6.         Embryo tumbuh dalam rahim menjadi bayi yang mempunyai kode genetik persis sama dengan sel stem donor.
Stem Cell adalah sel induk yang berfungsi untuk membentuk sel baru. Ada beberapa jenis Stem Cell, diantaranya adalah:
1.         Adult Stem Cell adalah sel induk yang sudah dewasa, artinya sudah memiliki fungsi spesifik dan hanya mampu membentuk beberapa jenis sel yang segolongan saja (multipoten), misalnya Stem Cell Jantung  hanya dapat membentuk sel otot jantung, sel otot polos dan endotel.

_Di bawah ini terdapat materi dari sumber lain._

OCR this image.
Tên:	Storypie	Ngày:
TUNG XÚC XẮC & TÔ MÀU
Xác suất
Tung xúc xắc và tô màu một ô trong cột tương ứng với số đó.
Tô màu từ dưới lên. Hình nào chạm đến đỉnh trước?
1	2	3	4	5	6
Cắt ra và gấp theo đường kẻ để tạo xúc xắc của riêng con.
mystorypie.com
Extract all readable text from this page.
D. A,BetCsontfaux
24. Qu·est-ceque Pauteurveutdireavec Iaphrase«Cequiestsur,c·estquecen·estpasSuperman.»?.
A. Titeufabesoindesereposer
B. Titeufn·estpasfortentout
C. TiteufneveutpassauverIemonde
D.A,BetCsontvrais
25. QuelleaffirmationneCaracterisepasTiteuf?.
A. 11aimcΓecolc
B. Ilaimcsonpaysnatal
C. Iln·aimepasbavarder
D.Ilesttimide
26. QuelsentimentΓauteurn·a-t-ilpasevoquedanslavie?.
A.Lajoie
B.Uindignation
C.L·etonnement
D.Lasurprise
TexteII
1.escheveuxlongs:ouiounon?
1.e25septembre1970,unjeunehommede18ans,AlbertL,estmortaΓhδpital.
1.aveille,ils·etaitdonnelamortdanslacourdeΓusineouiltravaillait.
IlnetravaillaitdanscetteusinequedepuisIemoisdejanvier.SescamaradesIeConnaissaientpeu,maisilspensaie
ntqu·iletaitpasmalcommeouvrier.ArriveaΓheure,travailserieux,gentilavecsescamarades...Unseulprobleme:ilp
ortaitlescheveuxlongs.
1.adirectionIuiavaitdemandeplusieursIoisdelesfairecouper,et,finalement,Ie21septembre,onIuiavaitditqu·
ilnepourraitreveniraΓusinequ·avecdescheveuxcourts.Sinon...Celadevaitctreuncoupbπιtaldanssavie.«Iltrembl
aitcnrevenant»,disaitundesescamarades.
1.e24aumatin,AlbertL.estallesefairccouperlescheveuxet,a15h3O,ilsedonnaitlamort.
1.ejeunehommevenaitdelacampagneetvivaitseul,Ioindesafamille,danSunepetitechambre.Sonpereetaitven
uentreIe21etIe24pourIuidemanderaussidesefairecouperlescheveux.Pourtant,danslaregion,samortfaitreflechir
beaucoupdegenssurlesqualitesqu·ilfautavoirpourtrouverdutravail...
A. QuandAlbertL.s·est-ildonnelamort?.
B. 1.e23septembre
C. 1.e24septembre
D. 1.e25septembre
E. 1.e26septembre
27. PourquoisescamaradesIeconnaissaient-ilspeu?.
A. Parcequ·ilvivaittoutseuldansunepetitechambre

Therapy menggunakan Adult Stem Cell sudah digunakan selama puluhan tahun, namun Karena biayanya yang sangat mahal dan prosedur yang sangat rumit, tidak banyak pasien yang berkesempatan menjalani therapy ini.
2.         Embryonic Stem Cell adalah sel induk (sel punca) yang merupakan cikal bakal atau sel mula-mula yang berkembang biak membentuk seluruh organ tubuh makhluk hidup (pluripoten). Stem Cell inilah yang terus menerus membelah diri sehingga terbentuk janin yang kemudian lahir sebagai bayi.